中银国际研究有限公司2025-03-21
  Sino Biopharm (SBP) achieved double-digit growth in top-line with revenue up 10.2% YoY to RMB28.9bn, slightly below BOCIe, while adjusted net profit increased by 33.5% YoY to RMB3.46bn, beating market expectation. Looking ahead, the management expects continued double-digit top-line growth, driven by sales ramp-ups of the innovative and biosimilar drugs, as well as positive growth in generic drugs. Keep an eye on the policy updates on biosimilar drugs centralised procurement. Post results, we have fine-tuned revenue forecasts, trimmed selling and R&D expenses assumptions, rolled over our DCF model, and derived a new TP of HK4.5. Maintain BUY rating.
  Key Factors for Rating
  2024 adjusted net profit beat: Sino Biopharm reported 2024 results with revenue up 10.2% YoY to RMB28.9bn (vs. growth of 11.9% YoY in 9M24), slightly below BOCIe. Adjusted net profit rose 33.5% YoY to RMB3.46bn, beating market expectation. Segment growth trends mirrored 1H24 performance with oncology/ orthopedic& analgesic/ respiratory system drugs up 22%/ 19%/ 6% YoY to RMB10.7bn/ RMB4.5bn/ RMB3.2bn, while hepatitis/ cardio-cerebral drug down 10%/ 21% YoY to RMB3.4bn/ 2.2bn. Sales of innovative drugs achieved 21.9% YoY growth to RMB12.06bn, accounting for 41.8% of total revenue (vs.37.8% in 2023), while generic drugs grew 3.1% YoY. Gross margin improved 0.6ppt to 81.5%. SBP maintained cost discipline, with SG&A expenses ratio down 0.1ppt YoY to 42.1%, while R&D expenses ratio rose 0.8ppt YoY to 16.2%.

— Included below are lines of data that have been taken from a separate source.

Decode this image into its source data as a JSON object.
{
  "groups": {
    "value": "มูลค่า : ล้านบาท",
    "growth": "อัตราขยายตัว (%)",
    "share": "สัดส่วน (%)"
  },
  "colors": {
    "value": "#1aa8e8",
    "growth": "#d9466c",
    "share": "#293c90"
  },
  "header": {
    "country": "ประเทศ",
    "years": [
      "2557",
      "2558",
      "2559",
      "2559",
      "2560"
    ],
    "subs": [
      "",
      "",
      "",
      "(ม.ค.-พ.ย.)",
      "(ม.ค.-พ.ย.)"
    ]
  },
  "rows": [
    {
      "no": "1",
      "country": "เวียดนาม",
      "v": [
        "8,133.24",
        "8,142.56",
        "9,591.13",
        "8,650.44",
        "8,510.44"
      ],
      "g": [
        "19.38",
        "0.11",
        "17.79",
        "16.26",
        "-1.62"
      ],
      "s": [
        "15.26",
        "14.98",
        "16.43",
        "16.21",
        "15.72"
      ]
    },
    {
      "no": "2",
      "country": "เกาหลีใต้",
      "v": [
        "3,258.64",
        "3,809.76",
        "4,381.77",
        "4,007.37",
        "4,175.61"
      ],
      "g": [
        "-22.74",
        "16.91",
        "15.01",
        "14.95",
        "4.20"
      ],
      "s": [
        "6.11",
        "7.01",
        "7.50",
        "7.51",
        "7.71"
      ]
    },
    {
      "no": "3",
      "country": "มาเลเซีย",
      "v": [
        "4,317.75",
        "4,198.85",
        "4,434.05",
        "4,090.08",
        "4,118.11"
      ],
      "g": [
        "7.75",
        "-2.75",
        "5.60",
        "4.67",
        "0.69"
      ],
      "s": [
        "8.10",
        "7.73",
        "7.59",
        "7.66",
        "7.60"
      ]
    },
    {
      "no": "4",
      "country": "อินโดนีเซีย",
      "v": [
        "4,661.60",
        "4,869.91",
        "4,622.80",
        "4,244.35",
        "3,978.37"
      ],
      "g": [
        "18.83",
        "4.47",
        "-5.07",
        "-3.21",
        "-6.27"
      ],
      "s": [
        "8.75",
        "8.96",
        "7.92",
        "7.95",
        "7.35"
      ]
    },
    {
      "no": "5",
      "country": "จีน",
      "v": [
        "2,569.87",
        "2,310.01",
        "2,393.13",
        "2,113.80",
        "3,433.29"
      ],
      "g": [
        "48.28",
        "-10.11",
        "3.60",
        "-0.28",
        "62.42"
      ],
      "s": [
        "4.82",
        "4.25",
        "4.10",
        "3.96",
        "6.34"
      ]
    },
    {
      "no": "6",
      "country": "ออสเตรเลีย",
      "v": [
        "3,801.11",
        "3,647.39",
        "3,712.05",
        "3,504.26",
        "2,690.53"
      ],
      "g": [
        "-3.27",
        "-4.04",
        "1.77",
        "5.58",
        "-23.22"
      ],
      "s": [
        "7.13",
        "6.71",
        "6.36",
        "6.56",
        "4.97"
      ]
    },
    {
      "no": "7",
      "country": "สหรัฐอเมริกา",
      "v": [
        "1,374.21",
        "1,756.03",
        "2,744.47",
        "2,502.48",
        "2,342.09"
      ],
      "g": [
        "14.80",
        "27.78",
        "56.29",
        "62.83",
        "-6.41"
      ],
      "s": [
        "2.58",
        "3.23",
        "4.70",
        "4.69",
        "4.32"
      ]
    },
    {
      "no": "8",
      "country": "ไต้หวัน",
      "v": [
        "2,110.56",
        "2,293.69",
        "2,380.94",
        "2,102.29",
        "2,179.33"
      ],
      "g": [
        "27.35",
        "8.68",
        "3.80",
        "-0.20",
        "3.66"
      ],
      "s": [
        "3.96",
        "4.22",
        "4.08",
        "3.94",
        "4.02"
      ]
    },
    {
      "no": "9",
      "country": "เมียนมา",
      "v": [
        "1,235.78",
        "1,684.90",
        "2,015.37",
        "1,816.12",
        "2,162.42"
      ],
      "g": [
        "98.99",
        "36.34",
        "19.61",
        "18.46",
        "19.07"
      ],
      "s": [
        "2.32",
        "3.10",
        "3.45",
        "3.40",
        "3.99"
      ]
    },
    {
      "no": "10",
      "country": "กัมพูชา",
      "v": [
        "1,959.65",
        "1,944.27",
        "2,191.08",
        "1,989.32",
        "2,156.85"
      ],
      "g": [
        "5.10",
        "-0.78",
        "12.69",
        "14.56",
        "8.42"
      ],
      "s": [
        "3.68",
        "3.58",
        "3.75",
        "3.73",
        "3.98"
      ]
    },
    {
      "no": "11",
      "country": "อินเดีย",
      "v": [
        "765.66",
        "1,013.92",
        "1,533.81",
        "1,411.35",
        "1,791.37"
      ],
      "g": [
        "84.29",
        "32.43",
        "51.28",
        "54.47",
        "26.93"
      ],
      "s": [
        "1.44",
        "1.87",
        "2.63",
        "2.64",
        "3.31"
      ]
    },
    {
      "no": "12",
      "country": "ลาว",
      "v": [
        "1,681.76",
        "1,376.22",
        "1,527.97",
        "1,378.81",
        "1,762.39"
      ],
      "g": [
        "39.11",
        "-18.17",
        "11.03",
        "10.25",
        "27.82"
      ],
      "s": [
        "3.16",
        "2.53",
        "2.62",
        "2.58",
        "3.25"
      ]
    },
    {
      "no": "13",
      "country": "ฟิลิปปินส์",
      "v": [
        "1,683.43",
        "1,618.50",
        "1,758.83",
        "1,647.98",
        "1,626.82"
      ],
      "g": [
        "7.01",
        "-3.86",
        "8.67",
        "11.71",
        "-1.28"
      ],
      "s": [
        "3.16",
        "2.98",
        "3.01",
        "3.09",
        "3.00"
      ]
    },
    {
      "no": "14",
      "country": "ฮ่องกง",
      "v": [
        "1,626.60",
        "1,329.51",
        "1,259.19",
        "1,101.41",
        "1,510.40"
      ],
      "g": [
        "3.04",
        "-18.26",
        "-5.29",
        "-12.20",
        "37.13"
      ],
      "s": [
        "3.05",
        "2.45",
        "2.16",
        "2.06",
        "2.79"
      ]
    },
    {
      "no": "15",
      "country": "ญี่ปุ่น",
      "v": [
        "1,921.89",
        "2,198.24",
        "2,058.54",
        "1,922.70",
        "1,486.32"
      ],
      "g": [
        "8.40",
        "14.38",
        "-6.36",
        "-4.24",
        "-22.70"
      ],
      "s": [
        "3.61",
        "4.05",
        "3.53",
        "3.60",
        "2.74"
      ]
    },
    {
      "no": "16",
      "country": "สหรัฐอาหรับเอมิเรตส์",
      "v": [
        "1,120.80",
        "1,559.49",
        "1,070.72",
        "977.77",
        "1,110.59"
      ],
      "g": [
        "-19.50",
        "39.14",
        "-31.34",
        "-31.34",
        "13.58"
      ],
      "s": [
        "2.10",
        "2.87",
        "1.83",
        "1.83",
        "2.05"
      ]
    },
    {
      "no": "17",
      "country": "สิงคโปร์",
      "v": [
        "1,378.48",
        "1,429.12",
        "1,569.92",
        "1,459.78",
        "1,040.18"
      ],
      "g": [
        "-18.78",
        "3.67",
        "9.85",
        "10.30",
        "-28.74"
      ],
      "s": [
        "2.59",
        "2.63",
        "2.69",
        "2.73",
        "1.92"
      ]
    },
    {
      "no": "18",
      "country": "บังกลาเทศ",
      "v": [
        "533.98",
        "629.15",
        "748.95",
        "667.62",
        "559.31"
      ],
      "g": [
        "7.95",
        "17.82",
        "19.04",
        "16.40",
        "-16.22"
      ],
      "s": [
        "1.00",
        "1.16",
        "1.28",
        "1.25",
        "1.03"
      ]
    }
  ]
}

  Maintain double-digit growth in 2025: The management expect double- digit growth in topline, driven by continued sales momentum for innovative/ biosimilar drugs (growth of 25%, contributing RMB3bn incremental sales) and stable/positive growth of generic drugs. SBP expects to have 22, 27, and 30+ innovative drugs by YE25, YE26, and YE27, respectively, lifting innovative drug revenue contribution to 50%, 55%, and 60%. The management anticipates that gross margin might improve slightly thanks to scale benefits from 10,000 L bioreactors that will be put into operation. R&D expenses will grow in absolute term but stabilise/decline as a percentage of revenue, per management. Although the company continues to dedicate to cost control, SG&a expenses ratio is unlikely to decline owing to the launch of new products. For BD collaboration, the management expects to achieve 5 BD deals in 2025. Moreover, the management also highlight the out-license potential of TQ05105 (JAK/ROCK inhibitor), TQC3721 (PDE3/4 inhibitor) and TDI01 (ROCK2 inhibitor), etc. In terms of shareholder returns, the management expects an additional RMB1bn share buyback for CTTQ ESOP in 2025.
  Key data readouts to watch in 2025 include (i) phase III study of anlotinib+benmelstobart (PD-L1) in 1L PD-L1+ NSCLC vs. pembrolizumab, (ii) phase III study of anlotinib+Benmelstobart in 1L sqNSCLC vs. tislelizumab, (iii) phase Ib of TQB2102 (HER2 BsAb ADC) in HER2-low breast cancer, (iv) phase III study of TQB3616 (CDK2/4/6) in 1L HR+/HER2- BC, etc.
  Key Risks for Rating
  (i) Slower-than-expected ramp-up of generic pipeline drugs; (ii) intensified competition on core products; and (iii) price cut due to GPO on key generic drugs.
  Valuation
  Post result, we have fine-tuned our revenue forecast, trimmed selling expenses and R&D expenses, rolled over our DCF model, and derived a new TP of HK4.5. Maintain BUY rating.